Installation pulls skills via the open-source skills CLI:
# Browse and pick a skill interactively
npx skills add NVIDIA-BioNeMo/bionemo-agent-toolkit
# Or install one skill for a specific agent
npx skills add NVIDIA-BioNeMo/bionemo-agent-toolkit --skill boltz2-nim --agent claude-codeDeployment is a choice. Use hosted NIM endpoints for fast access without managing infrastructure. Move selected models to a local environment when you need lower warm latency, data locality, or repeated iteration.
Performance metrics
NVIDIA measured whether skills improved an agent’s workflow. All reported metrics came from Codex CLI running GPT-5.5 fast. The team compared the same agent with and without each skill.
Task completion was the first metric. Without skills, the agent completed 57.1% of required tasks on average. With access to NIM skills, completion reached 100%.
Efficiency was the second metric. NVIDIA counted passing assertions, the individual steps that compose a task. With skills, an agent produced 2x more passing assertions per 1,000 tokens. That gain held across all ten NIM skills tested.
Use cases with examples
- Protein structure prediction: An agent folds a peptide sequence with Boltz-2 or OpenFold3. It returns a CIF file for downstream inspection.
- Multiple sequence alignment: An agent generates an MSA with MMseqs2 through the MSA Search skill. The artifact is an A3M file.
- Generative chemistry: An agent generates candidate molecules with GenMol. Outputs arrive as SDF or SMILES for filtering.
- Protein binder design: The
generative_protein_binder_designworkflow chains three models. RFdiffusion builds a backbone, ProteinMPNN designs the sequence, and OpenFold3 validates the fold. - Each loop follows the same shape: The agent selects a model, prepares inputs, runs it, inspects outputs, and explains results with caveats.
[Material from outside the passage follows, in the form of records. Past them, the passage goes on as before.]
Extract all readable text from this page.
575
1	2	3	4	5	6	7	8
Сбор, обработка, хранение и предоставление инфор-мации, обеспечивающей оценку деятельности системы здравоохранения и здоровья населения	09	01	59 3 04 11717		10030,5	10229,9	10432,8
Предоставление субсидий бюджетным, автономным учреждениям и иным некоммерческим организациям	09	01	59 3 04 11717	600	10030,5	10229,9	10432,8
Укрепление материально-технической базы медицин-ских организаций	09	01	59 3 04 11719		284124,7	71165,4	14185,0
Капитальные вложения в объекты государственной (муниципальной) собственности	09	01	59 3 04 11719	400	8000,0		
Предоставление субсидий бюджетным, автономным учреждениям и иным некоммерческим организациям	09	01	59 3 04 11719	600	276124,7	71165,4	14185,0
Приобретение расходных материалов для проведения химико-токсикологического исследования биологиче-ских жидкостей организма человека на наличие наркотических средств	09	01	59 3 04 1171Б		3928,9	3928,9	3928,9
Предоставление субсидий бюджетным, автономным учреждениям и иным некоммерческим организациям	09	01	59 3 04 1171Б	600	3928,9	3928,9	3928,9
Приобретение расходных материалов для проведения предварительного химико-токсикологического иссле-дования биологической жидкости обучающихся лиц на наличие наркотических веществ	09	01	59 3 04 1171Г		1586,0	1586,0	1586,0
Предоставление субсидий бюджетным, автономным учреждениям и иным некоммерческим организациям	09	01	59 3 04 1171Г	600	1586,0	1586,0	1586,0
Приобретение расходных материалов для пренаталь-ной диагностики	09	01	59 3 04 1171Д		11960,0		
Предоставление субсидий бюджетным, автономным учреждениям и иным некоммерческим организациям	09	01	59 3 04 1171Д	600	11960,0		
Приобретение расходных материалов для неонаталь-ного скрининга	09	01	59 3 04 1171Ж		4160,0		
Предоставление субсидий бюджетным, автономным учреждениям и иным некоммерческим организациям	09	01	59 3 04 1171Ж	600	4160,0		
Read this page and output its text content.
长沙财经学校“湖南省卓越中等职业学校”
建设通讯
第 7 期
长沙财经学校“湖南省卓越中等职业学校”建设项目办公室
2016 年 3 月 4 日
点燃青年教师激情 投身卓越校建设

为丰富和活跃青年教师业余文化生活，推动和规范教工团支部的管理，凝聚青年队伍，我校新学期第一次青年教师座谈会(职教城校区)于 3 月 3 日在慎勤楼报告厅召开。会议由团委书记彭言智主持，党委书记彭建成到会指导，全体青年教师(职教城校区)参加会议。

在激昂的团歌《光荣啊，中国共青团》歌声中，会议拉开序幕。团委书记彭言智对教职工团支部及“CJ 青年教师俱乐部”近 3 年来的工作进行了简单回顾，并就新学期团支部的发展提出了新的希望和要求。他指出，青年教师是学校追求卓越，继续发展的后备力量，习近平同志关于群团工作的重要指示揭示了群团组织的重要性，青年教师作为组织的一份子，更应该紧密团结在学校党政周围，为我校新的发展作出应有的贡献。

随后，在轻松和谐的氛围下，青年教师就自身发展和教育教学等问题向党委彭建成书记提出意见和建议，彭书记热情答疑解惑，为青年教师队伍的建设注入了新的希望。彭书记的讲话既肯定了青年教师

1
Comparison: Agent With vs Without Skills
| Dimension | General agent (no skills) | Agent + BioNeMo Skills |
|---|---|---|
| Task completion | 57.1% average | 100% average |
| Token efficiency | Baseline | 2x passing assertions per 1k tokens |
| Model selection | Guesses tool, format, and inputs | Reads purpose, inputs, and artifacts |
| Deployment | Manual setup from source | Hosted or local NIM, documented |
| Failure handling | Unknown failure modes | Documented failure modes per skill |
| Workflows | Isolated single calls | Multi-step meta-skills (binder design) |
Getting started
The prerequisites are minimal. You need an agent runtime such as Claude or Codex. You need an NVIDIA API key for hosted BioNeMo NIM endpoints. A GPU node is optional, for local NIM deployment.
Point the agent at the repository first. Let it enumerate the available capabilities before it acts. Then hand it a single skill to operate one model.
NVIDIA flags two cautions. The build.nvidia.com endpoints are for small-scale development and testing only. They are not production-grade inference. NVIDIA also stresses validation: check low-confidence structures and filter generated molecules before trusting them.
What it means
The toolkit moves AI from generating ideas to executing steps. By defining clear inputs and outputs, it allows agents to perform tasks that require specific scientific models without guessing the correct tool or format. This reduces the need for manual oversight in repetitive discovery loops.